Aligning visual features with language embeddings is a key challenge in vision-language models (VLMs). The performance of such models hinges on having a good connector that maps visual features generated by a vision encoder to a shared embedding space with the LLM while preserving semantic similarity. Existing connectors, such as multilayer perceptrons (MLPs), often produce out-of-distribution or noisy inputs, leading to misalignment between the modalities. In this work, we propose a novel vision-text alignment method, AlignVLM, that maps visual features to a weighted average of LLM text embeddings. Our approach leverages the linguistic priors encoded by the LLM to ensure that visual features are mapped to regions of the space that the LLM can effectively interpret. AlignVLM is particularly effective for document understanding tasks, where scanned document images must be accurately mapped to their textual content. Our extensive experiments show that AlignVLM achieves state-of-the-art performance compared to prior alignment methods. We provide further analysis demonstrating improved vision-text feature alignment and robustness to noise.

中文摘要

将视觉特征与语言嵌入对齐是视觉模型（VLMS）的关键挑战。此类模型的性能取决于拥有一个良好的连接器，该连接器将视觉编码器生成的视觉特征映射到使用LLM的共享嵌入空间，同时保持语义相似性。现有的连接器（例如多层感知器（MLP））通常会产生分布式或嘈杂的输入，从而导致模态之间的错位。在这项工作中，我们提出了一种新颖的视觉文本对准方法AlignVLM，该方法将视觉特征映射到LLM文本嵌入的加权平均值。我们的方法利用了LLM编码的语言先验，以确保将视觉特征映射到LLM可以有效解释的空间区域。AlignVLM对于文档理解任务特别有效，必须将扫描的文档图像准确地映射到其文本内容。我们的广泛实验表明，与先前的对齐方法相比，AlignVLM实现了最先进的性能。
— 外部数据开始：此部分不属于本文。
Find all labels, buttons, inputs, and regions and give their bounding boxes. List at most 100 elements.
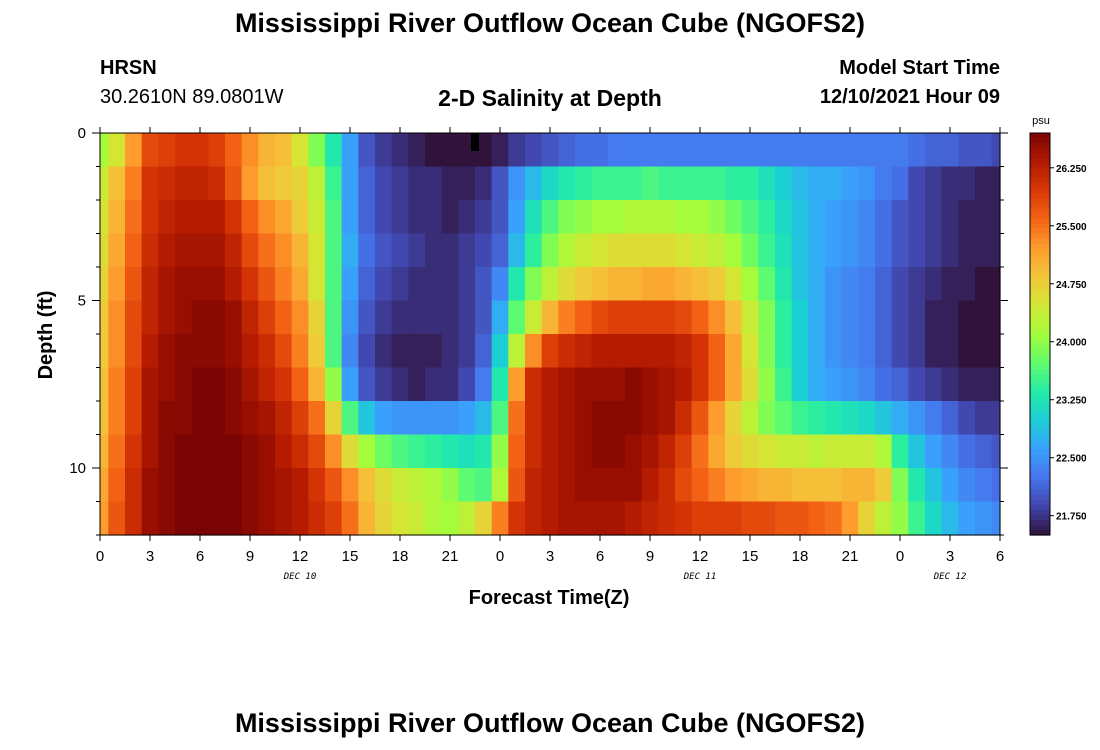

我们提供了进一步的分析，证明了视力文本的提高特征特征对齐和与噪声的鲁棒性。

奖励指导的投机解码，以实现有效的LLM推理

标题: Reward-Guided Speculative Decoding for Efficient LLM Reasoning
作者: Baohao Liao, Yuhui Xu, Hanze Dong, Junnan Li, Christof Monz, Silvio Savarese, Doyen Sahoo, Caiming Xiong
日期: 2025-01-31
论文链接: https://arxiv.org/pdf/2501.19324

英文摘要

We introduce Reward-Guided Speculative Decoding (RSD), a novel framework aimed at improving the efficiency of inference in large language models (LLMs). RSD synergistically combines a lightweight draft model with a more powerful target model, incorporating a controlled bias to prioritize high-reward outputs, in contrast to existing speculative decoding methods that enforce strict unbiasedness. RSD employs a process reward model to evaluate intermediate decoding steps and dynamically decide whether to invoke the target model, optimizing the trade-off between computational cost and output quality. We theoretically demonstrate that a threshold-based mixture strategy achieves an optimal balance between resource utilization and performance. Extensive evaluations on challenging reasoning benchmarks, including Olympiad-level tasks, show that RSD delivers significant efficiency gains against decoding with the target model only (up to 4.4x fewer FLOPs), while achieving significant better accuracy than parallel decoding method on average (up to +3.5). These results highlight RSD as a robust and cost-effective approach for deploying LLMs in resource-intensive scenarios.

中文摘要

我们引入了奖励指导的投机解码（RSD），这是一个旨在提高大语模型（LLMS）推断效率的新型框架。RSD协同结合了一个轻巧的草稿模型与更强大的目标模型，并结合了受控偏见以优先考虑高回报输出，与现有的投机解码方法相反，该方法实施了严格的无偏见。RSD采用过程奖励模型来评估中间解码步骤，并动态决定是否调用目标模型，优化计算成本和输出质量之间的权衡。从理论上讲，我们证明了基于阈值的混合物策略在资源利用和性能之间取得了最佳平衡。对包括奥林匹克级任务在内的挑战性推理基准测试的广泛评估表明，RSD可在仅使用目标模型（较少的拖鞋少4.4倍）中提供显着的效率提升，同时比平均平均解码方法（最高为+3.5）实现明显的高准确性。这些结果强调了RSD是在资源密集型方案中部署LLM的强大且具有成本效益的方法。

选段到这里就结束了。